ST. PETERSBURG -- Clemmie Perry has never been a golf pro.
In fact, just five years ago, she had never picked up a golf club.
“I was a corporate executive at Lockheed Martin in Aerospace and Defense and I ended up getting laid off from my job,” Perry said.
With some extra time on her hands, she started taking golf lessons – that’s when she realized something.
“24 million people play golf and only four million African Americans or minorities play and only one percent of females played,” she said.
When Perry first heard that statistic, she started digging deeper.
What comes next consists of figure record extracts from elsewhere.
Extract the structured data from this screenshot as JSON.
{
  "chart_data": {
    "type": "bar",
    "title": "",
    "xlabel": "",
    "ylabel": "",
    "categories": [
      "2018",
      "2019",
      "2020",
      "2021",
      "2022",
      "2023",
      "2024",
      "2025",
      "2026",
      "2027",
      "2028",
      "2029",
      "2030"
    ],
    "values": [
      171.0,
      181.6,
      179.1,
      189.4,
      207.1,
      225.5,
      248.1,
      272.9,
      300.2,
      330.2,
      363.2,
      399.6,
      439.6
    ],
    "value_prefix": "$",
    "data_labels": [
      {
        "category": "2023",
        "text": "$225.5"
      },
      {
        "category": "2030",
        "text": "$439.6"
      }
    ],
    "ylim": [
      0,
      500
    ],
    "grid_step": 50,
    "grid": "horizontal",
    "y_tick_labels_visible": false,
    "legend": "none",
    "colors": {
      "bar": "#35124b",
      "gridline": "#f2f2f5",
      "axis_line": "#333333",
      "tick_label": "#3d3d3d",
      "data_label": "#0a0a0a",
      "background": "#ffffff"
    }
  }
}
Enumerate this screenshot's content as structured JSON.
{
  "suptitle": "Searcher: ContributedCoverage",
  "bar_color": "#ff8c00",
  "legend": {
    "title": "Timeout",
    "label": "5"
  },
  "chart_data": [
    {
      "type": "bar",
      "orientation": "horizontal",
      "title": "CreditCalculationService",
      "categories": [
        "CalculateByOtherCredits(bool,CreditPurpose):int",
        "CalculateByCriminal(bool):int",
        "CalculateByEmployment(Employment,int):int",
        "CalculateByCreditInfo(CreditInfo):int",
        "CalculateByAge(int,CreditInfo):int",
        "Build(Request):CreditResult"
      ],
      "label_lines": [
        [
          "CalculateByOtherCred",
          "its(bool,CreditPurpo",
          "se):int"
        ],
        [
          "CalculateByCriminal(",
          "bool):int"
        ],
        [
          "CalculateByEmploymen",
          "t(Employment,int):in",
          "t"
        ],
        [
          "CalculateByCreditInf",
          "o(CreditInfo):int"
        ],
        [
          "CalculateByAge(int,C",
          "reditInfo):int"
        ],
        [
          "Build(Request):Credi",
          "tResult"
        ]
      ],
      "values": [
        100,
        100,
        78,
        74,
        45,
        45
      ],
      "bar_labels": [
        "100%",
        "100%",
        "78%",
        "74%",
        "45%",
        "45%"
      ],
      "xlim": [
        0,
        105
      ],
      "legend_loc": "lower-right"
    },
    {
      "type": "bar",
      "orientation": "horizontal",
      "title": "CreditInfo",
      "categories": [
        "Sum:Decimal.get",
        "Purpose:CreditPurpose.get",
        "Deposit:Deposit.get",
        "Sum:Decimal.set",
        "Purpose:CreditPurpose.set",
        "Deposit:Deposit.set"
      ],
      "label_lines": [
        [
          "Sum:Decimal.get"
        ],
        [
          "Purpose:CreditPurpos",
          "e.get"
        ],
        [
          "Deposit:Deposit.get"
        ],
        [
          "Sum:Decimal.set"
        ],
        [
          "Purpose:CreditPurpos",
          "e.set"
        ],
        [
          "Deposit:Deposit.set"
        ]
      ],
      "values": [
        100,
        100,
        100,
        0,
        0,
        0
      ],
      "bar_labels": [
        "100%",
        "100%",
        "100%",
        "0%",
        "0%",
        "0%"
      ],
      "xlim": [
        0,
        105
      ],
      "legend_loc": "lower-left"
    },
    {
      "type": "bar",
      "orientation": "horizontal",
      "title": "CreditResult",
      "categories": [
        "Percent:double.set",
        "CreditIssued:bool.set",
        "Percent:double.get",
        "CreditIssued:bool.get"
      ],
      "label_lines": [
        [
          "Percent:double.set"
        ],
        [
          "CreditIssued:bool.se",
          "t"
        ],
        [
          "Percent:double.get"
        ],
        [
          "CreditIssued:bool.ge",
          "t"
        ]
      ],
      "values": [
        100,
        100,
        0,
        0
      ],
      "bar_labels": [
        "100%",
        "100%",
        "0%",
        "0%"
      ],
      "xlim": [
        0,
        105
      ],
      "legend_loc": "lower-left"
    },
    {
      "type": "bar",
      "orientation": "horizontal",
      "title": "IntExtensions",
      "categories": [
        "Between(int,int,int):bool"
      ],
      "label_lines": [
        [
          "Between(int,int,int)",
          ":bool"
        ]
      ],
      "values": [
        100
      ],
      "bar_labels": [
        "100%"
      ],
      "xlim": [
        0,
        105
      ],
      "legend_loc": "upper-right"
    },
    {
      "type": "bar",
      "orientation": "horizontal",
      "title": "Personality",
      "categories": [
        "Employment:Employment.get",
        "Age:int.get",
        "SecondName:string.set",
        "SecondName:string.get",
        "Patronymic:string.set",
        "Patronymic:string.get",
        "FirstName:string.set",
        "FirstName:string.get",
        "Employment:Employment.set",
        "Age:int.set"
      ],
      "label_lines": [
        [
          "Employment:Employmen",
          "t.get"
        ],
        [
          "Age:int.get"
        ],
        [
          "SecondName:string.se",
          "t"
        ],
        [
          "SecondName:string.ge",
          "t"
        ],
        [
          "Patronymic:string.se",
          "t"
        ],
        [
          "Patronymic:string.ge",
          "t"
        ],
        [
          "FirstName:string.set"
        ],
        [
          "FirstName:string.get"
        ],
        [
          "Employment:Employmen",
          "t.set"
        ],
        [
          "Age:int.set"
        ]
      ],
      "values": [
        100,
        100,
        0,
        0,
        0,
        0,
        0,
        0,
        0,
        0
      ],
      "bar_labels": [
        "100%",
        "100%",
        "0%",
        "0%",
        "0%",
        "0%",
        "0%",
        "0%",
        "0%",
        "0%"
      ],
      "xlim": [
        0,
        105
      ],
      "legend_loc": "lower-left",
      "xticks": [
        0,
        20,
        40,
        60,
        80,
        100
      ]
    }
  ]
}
“Ninety percent of CEO’s play golf and if you play golf, you’ll typically earn 17 percent more than your counterparts,” Perry explained. “As we looked at all of the benefits of why you needed to play, we realized that minorities were missing out on that opportunity.”
Perry wanted to change that. So she used her severance pay to create a five-week golf course for minority women.
“Providing the education and the exposure, and really providing the reason why you should play golf and all of the benefits around it,” Perry said.
The course she created grew into a full-fledged non-profit organization.
“Our mission at Women of Color Golf is to primarily promote the inclusion and diversity of golf through mentoring, networking, career opportunities and health-related issues,” Perry said. “I think what a lot of people miss is the fun part of golf — it’s really a lot of fun.”
Over the past five years, the program has taught more than 500 women how to play golf. Evan Williams is one of those women – she always wanted to play, but didn’t know where to start.
“I am in the business world, I do own an insurance agency -- a lot of times when there’s conferences or group events, there’s always a golf tournament that goes along with it and I’ve never been able to participate in it,” Williams said.
Until a quick Google search led her to Women of Color Golf.
“Now that I’ve become more comfortable with golf, I’m actually able to participate in those things and that’s huge for me being in business, being able to network with other people over the game of golf,” Williams said.
Retired Army staff sergeant Tiffany Davis has also grown her game thanks to the organization.
“I don’t think there’s enough role models, I’m blessed to be able to have a role model here,” Davis said. “Clemmie has pretty much been my role model. I’ve watched the Women of Color golf group grow tremendously.”
Perry was named a 2016 White House Champion for Change, and was also honored by the Tampa Bay Lightning as a Community Hero.
“When you look at a five-year period since the organization started, we’ve already gone from the U.S. White House to the birthplace of golf so that is clear evidence of the networking opportunity, the people you will meet, and the doors it will actually open in your life,” Perry said.
When asked how the face of golf is changing, Perry believes the future is bright.
“I definitely think it’s starting to change to reflect more of the demographic of America and the changing face of America.”
And Perry is a big part of that movement.
“You can see yourself growing, personally and by playing golf just with the different people you network with,” Davis said.
One putt at a time, Clemmie Perry is changing the game of golf and changing lives.